Ben Hania places her latest in the murky patch between fact and fiction, with Olfa and her two youngest joined by actors to reenact key moments of their family’s story. The only exception is the mother, played by both Olfa herself and famed Egyptian actress Hend Sabri. This choice, justified within the film as a means to protect the mother from emotionally-charged sequences, proves a fruitful starting point for investigating the way in which Four Daughters enquires at how much truth can change when prodded and bent to feed into a well-established narrative.
Olfa is a charming figure. And, most importantly, a figure concerned with and aware of the benefits of charming others. The mother’s understanding of her ability to persuade those around her is never more pronounced than when in conversation with Eya and Tassir, her two youngest girls. This makes for Ben Hania’s choice to remove Olfa from some of the film’s most sensitive reenactments an assured feat, with Sabri stepping in to allow the girls the space to express their grief and dissect the thornier aspects of a childhood Olfa is steadfast in framing through rose-tinted glasses.
Eya and Tassir’s willingness to tell their story — and the openness and clarity with which they do — at once muddles and relieves the ethical questionings surrounding Four Daughters. As we have now reached paragraph five, it feels a fitting time to bid farewell to reticence and reveal the tragedy that struck the female clan: in 2012, then teens Rhama and Ghofrane became interested in a group spreading religious propaganda in their impoverished neighbourhood. It didn’t take long for the girls, raised Muslims but not hijab-wearing, to not only adopt the full burqa but convince their sisters to do the same. Months later, the duo left Tunisia to join ISIS in Lybia.

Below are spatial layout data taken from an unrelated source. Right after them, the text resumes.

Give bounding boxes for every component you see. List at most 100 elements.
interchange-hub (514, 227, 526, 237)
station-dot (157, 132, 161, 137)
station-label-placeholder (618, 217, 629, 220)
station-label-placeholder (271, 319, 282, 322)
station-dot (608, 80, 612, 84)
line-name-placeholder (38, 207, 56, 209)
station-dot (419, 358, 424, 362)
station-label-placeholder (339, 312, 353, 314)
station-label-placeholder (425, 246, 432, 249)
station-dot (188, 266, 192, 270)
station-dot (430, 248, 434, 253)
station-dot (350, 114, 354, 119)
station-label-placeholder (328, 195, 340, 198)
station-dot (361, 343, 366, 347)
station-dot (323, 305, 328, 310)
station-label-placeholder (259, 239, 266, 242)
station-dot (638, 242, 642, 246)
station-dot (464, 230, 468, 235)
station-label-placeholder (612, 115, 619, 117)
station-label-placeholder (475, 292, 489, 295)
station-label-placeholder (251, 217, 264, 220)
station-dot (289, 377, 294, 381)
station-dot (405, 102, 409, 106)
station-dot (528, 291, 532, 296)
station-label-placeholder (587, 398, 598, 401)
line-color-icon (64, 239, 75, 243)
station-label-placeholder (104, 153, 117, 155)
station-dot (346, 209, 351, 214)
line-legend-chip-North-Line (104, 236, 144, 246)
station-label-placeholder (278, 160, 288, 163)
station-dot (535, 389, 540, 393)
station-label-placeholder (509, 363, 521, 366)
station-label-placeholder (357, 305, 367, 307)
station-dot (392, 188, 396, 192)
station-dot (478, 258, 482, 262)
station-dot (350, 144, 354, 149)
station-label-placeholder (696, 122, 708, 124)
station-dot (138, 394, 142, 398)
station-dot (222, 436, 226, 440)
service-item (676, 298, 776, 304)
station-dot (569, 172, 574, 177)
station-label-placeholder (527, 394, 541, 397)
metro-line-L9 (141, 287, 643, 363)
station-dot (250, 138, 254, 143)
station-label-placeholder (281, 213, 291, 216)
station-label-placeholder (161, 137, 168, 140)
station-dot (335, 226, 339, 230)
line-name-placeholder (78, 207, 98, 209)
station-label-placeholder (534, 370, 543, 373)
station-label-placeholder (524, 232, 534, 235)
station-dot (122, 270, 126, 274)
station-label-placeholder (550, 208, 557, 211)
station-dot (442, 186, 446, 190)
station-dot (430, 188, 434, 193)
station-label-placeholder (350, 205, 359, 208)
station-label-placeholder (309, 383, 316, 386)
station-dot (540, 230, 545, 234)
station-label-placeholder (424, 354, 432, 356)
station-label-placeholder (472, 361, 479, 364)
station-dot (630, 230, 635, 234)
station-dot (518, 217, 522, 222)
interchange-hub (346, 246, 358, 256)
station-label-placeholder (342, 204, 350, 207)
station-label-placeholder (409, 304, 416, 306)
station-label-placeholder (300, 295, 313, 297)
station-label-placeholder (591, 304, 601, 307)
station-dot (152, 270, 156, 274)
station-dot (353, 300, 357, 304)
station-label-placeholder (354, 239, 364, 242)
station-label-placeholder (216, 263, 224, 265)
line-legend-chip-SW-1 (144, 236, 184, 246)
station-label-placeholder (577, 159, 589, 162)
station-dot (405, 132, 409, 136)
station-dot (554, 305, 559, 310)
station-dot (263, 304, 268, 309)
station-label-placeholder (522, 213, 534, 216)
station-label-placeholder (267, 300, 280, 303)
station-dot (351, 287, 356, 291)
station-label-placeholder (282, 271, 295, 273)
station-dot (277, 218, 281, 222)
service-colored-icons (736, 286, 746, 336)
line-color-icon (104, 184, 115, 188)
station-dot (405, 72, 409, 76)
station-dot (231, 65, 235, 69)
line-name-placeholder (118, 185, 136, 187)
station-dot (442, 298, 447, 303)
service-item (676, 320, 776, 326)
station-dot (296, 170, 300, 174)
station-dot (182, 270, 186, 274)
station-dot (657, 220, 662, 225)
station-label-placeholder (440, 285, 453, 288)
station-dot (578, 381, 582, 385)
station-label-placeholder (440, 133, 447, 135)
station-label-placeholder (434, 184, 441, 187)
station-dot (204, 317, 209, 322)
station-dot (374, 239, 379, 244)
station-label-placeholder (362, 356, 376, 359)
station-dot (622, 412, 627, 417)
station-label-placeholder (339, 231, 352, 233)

There are moments in Four Daughters that veer dangerously close to voyeurism. The remaining girls are made to confront the trauma that has forever changed the course of their lives in not only painful detail but also in haunting physical form, with Ben Hania casting two Rahma and Ghofrane lookalikes to stand as ghostly reminders of all the family lost. Alas, by gambling with the flimsy dice of morality, the director crafts a film that successfully bypasses the traps of the gratuitous to find its way towards an uncomfortable but ultimately rewarding catharsis.